18 Alzo redde David al wat de Amalekieten genomen hadden; ook redde David zijn twee vrouwen.
So David recovered all that the Amalecites had taken, and he rescued his two wives.
19 En onder hen werd niet gemist van den kleinste tot aan den grootste, en tot aan de zonen en dochteren; en van den buit, ook tot alles, wat zij van hen genomen hadden; David bracht het altemaal weder.
And there was nothing missing small or great, neither of their sons or their daughters, nor of the spoils, and whatsoever they had taken: David recovered all.
20 David nam ook al de schapen en de runderen; zij dreven ze voor datzelve vee heen, en zeiden: Dit is Davids buit.
And he took all the flocks and the herds, and made them go before him: and they said: This is the prey of David.
21 Als David tot de tweehonderd mannen kwam, die zo moede waren geweest, dat zij David niet hadden kunnen navolgen, en die zij aan de beek Besor hadden laten blijven, die gingen David tegemoet, en het volk, dat bij hem was, tegemoet; en David trad tot het volk, en hij vraagde hen naar den welstand.
And David came to the two hundred men, who being weary had stayed, and were not able to follow David, and he had ordered them to abide at the torrent Besor: and they came out to meet David, and the people that were with him. And David coming to the people saluted them peaceably.
22 Toen antwoordde een ieder boos en Belials man onder de mannen, die met David getogen waren, en zij zeiden: Omdat zij met ons niet getogen zijn, zullen wij hun van den buit, dien wij gered hebben, niet geven, maar aan een iegelijk zijn vrouw en zijn kinderen; laat hen die heenleiden, en weggaan.
Then all the wicked and unjust men that had gone with David answering, said: Because they came not with us, we will not give them any thing of the prey which we have recovered: but let every man take his wife and his children, and be contented with them, and go his way.
23 Maar David zeide: Alzo zult gij niet doen, mijn broeders, met hetgeen ons de HEERE gegeven heeft, en Hij heeft ons bewaard, en heeft de bende, die tegen ons kwam, in onze hand gegeven.
But David said: You shall not do so, my brethren, with these things, which the Lord hath given us, who hath kept us, and hath delivered the robbers that invaded us into our hands.

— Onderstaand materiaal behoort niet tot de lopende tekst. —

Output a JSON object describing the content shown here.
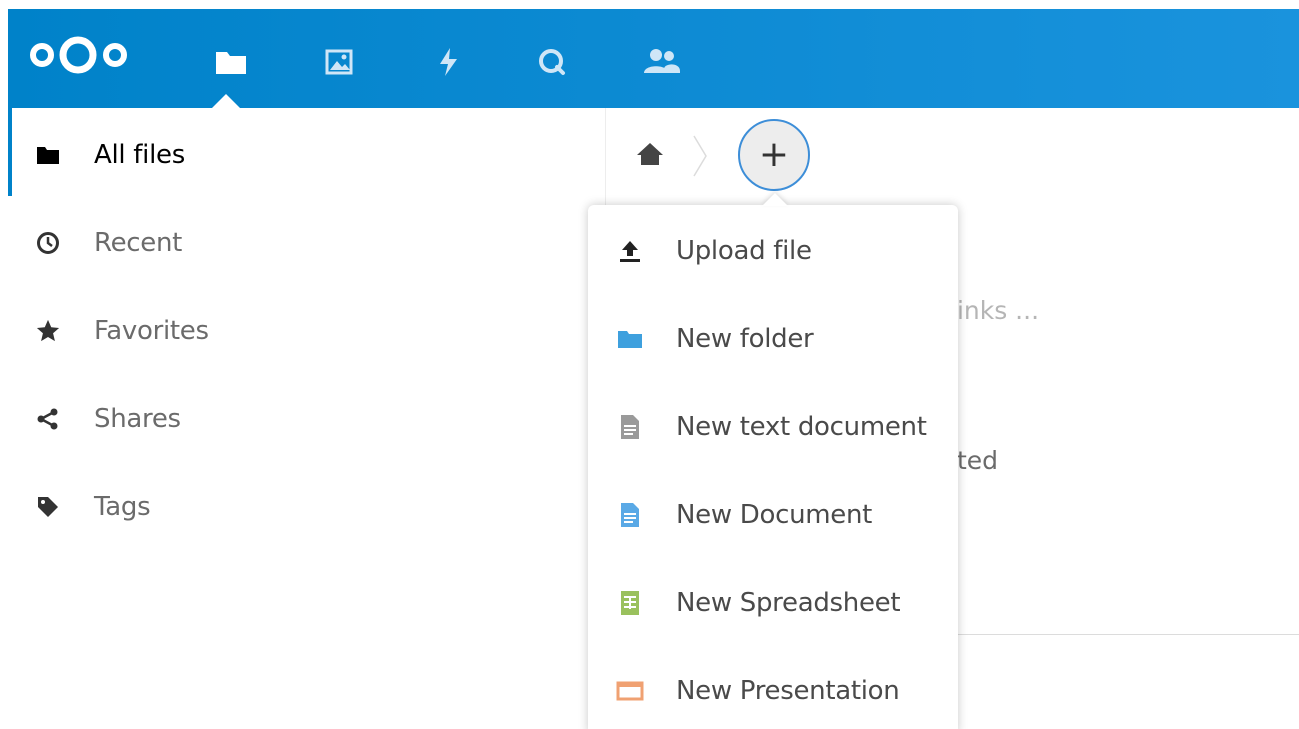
{
  "header": {
    "brand_color": "#0082c9",
    "nav_icons": [
      "files-icon",
      "photos-icon",
      "activity-icon",
      "search-icon",
      "contacts-icon"
    ],
    "active_app": "files"
  },
  "sidebar": {
    "items": [
      {
        "label": "All files",
        "icon": "folder-icon",
        "active": true
      },
      {
        "label": "Recent",
        "icon": "clock-icon",
        "active": false
      },
      {
        "label": "Favorites",
        "icon": "star-icon",
        "active": false
      },
      {
        "label": "Shares",
        "icon": "share-icon",
        "active": false
      },
      {
        "label": "Tags",
        "icon": "tag-icon",
        "active": false
      }
    ]
  },
  "breadcrumb": {
    "home_icon": "home-icon",
    "add_label": "+"
  },
  "background": {
    "text1": "links ...",
    "text2": "ited"
  },
  "new_menu": {
    "items": [
      {
        "label": "Upload file",
        "icon": "upload-icon",
        "color": "#222222"
      },
      {
        "label": "New folder",
        "icon": "folder-icon",
        "color": "#3ea0de"
      },
      {
        "label": "New text document",
        "icon": "text-file-icon",
        "color": "#9a9a9a"
      },
      {
        "label": "New Document",
        "icon": "document-icon",
        "color": "#5aa9e6"
      },
      {
        "label": "New Spreadsheet",
        "icon": "spreadsheet-icon",
        "color": "#9ac15d"
      },
      {
        "label": "New Presentation",
        "icon": "presentation-icon",
        "color": "#f0a172"
      }
    ]
  }
}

24 Wie zou toch ulieden in deze zaak horen? Want gelijk het deel dergenen is, die in den strijd mede afgetogen zijn, alzo zal ook het deel dergenen zijn, die bij het gereedschap gebleven zijn; zij zullen gelijkelijk delen.
And no man shall hearken to you in this matter. But equal shall be the portion of him that went down to battle and of him that abode at the baggage, and they shall divide alike.

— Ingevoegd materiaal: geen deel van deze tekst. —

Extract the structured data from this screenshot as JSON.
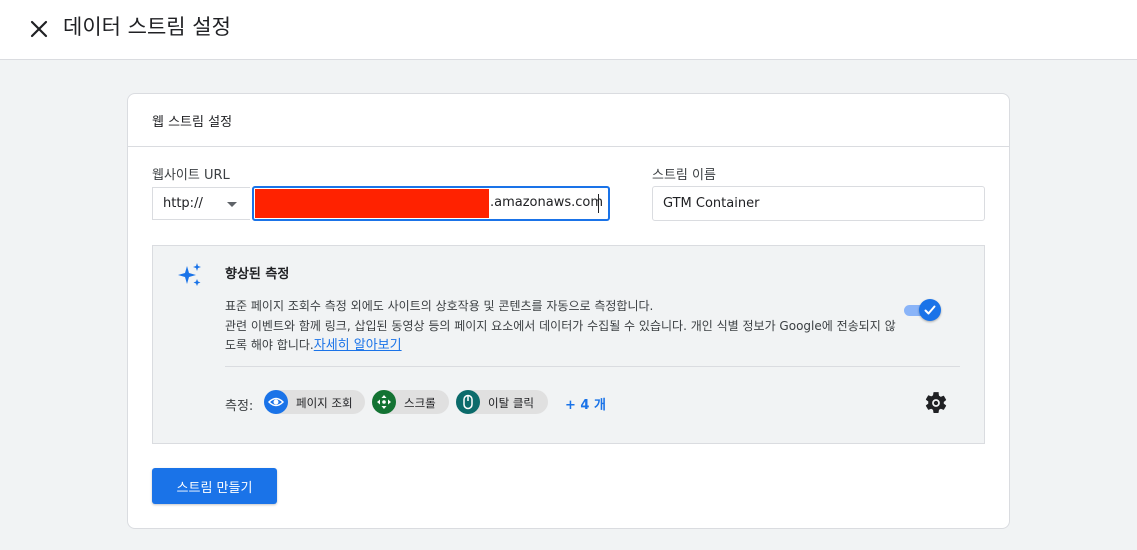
{
  "header": {
    "title": "데이터 스트림 설정",
    "close_icon": "close-icon"
  },
  "card": {
    "title": "웹 스트림 설정",
    "website_url": {
      "label": "웹사이트 URL",
      "protocol": "http://",
      "value_visible": ".amazonaws.com",
      "redacted": true
    },
    "stream_name": {
      "label": "스트림 이름",
      "value": "GTM Container"
    },
    "enhanced": {
      "icon": "sparkle-icon",
      "title": "향상된 측정",
      "description_line1": "표준 페이지 조회수 측정 외에도 사이트의 상호작용 및 콘텐츠를 자동으로 측정합니다.",
      "description_line2": "관련 이벤트와 함께 링크, 삽입된 동영상 등의 페이지 요소에서 데이터가 수집될 수 있습니다. 개인 식별 정보가 Google에 전송되지 않도록 해야 합니다.",
      "learn_more": "자세히 알아보기",
      "toggle_on": true,
      "measure_label": "측정:",
      "chips": [
        {
          "label": "페이지 조회",
          "icon": "eye-icon",
          "color": "#1a73e8"
        },
        {
          "label": "스크롤",
          "icon": "move-arrows-icon",
          "color": "#137333"
        },
        {
          "label": "이탈 클릭",
          "icon": "mouse-icon",
          "color": "#0b6b6b"
        }
      ],
      "more": "+ 4 개",
      "settings_icon": "gear-icon"
    },
    "create_button": "스트림 만들기"
  },
  "colors": {
    "accent": "#1a73e8",
    "redaction": "#ff2200"
  }
}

25 En dit is van dien dag af en voortaan alzo geweest; want hij heeft het tot een inzetting en tot een recht gesteld in Israel, tot op dezen dag.
And this hath been done from that day forward, and since was made a statute, and an ordinance, and as a law in Israel.
26 Als nu David te Ziklag kwam, zo zond hij tot de oudsten van Juda, zijn vrienden, van den buit, zeggende: Ziet, daar is een zegen voor ulieden, van den buit der vijanden des HEEREN.
Then David came to Siceleg, and sent presents of the prey to the ancients of Juda his neighbours, saying: Receive a blessing of the prey of the enemies of the Lord.
27 Namelijk tot die te Beth-El, en tot die te Ramoth tegen het zuiden, en tot die te Jather,
To them that were in Bethel, and that were in Ramoth to the south, and to them that were in Jether,
28 En tot die te Aroer, en tot die te Sifmoth, en tot die te Esthemoa,
And to them that were in Aroer and that were in Sephamoth, and that were in Esthamo,
29 En tot die te Rachel, en tot die, welke in de steden der Jerahmeelieten waren, en tot die, welke in de steden der Kenieten waren,
And that were in Rachal, and that were in the cities of Jerameel, and that were in the cities of Ceni,
30 En tot die te Horma, en tot die te Chor-Asan, en tot die te Atach,
And that were in Arama, and that were in the lake Asan, and that were in Athach,
31 En tot die te Hebron, en tot al de plaatsen, waar David gewandeld had, hij en zijn mannen.
And that were in Hebron, and to the rest that were in those places, in which David had abode with his men.